HIMA DILOGI GELAR DISKUSI “MENYINGKAP TIRAI PERISTIWA 30 SEPTEMBER 1965”

Bicara mengenai kebenaran sejarah, belum lama ini bangsa kita memperingati peristiwa yang dikenal dengan nama Gerakan 30 September tahun 1965. Kebenaran fakta sejarah akan peristiwa 1965 yang selama ini ada dalam masyarakat masih berupa narasi tunggal warisan orde baru, sehingga menyebabkan kerugian turun-temurun bagi seluruh generasi bangsa. Kerugian intelektual yang didapatkan dari pemelintiran sejarah pada masa orde baru hingga detik ini menyebabkan mispresepsi masyarakat. Meski ditengah pandemi covid-19 tidak menghalangi kegiatan diskusi mahasiswa, oleh karenanya Himpunan Mahasiswa (HIMA) Pendidikan Sosiologi (Dilogi) Fakultas Ilmu Sosial Universitas Negeri Yogyakarta (FIS UNY), Senin (05/10) lalu. Diskusi dengan tema “Menyingkap Tirai Perisiwa 30 September 1965”. Diskusi daring tersebut, menghadirkan pembicara Kuncoro Hadi, M.A, dosen sekaligus peneliti di prodi Ilmu Sejarah FIS UNY. Kegiatan tersebut  diikuti oleh ±65 mahasiswa FIS UNY menggunakan media google meeting.

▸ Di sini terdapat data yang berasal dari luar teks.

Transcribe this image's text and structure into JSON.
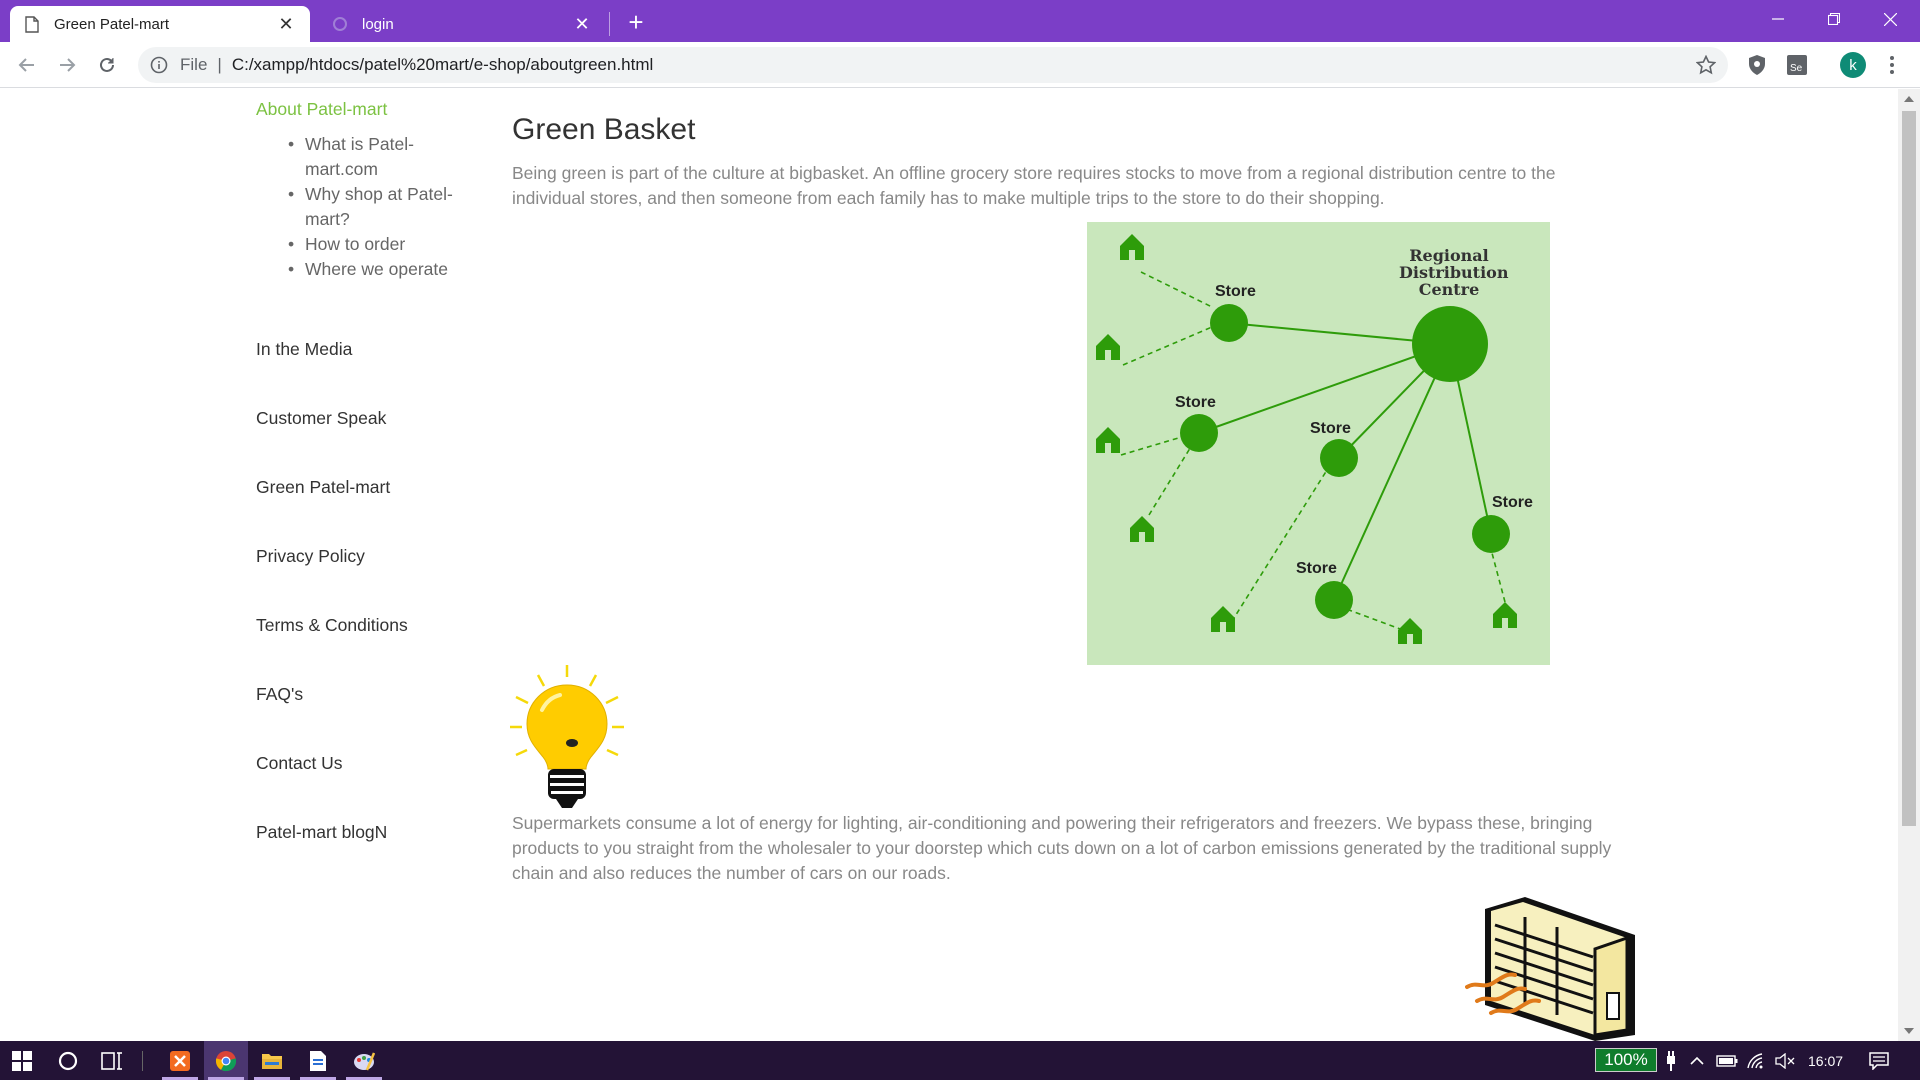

Dijelaskan Chrisantia Sekar, Kepala Divisi Penalaran dan Pengembangan Mahasiswa (PPM), diskusi dimulai pukul 18.45 dan berakhir pukul 20.30 WIB, dalam diskusi tersebut, Kuncoro Hadi, Menjelaskan tentang penyebutan, anakronisme sejarah peristiwa terjadi pada 1 Oktober dini hari bukan terjadi pada tanggal 30 September. Penyebutan yang benar adalah gerakan 30 September bukan peristiwa 30 September, kemudian hal-hal yang melatarbelakangi adanya gerakan 30 September. Selain akronimisme, Kuncoro juga memaparkan dalam aspek etimologi atau pemaknaan. Kuncoro menjelaskan, pemaknaan diawal yang banyak diketahui masayarakat adalah “kudeta” namun, seiring berjalannya waktu berubah menjadi “pemberontakan”. Sebenarnya gerakan 30 September ini lebih tepat disebut sebagai “kudeta”. Karena adanya pendemisioneran kabinet. Selain itu Kuncoro juga mengungkapkan “Sejarah reformasi ada gugatan, partai Komunis Indonesia (PKI) elitnya itu terlibat, kita harus pandai menelaah apakah seluruh anggota PKI terlibat dalam gerakan 30 September tersebut?”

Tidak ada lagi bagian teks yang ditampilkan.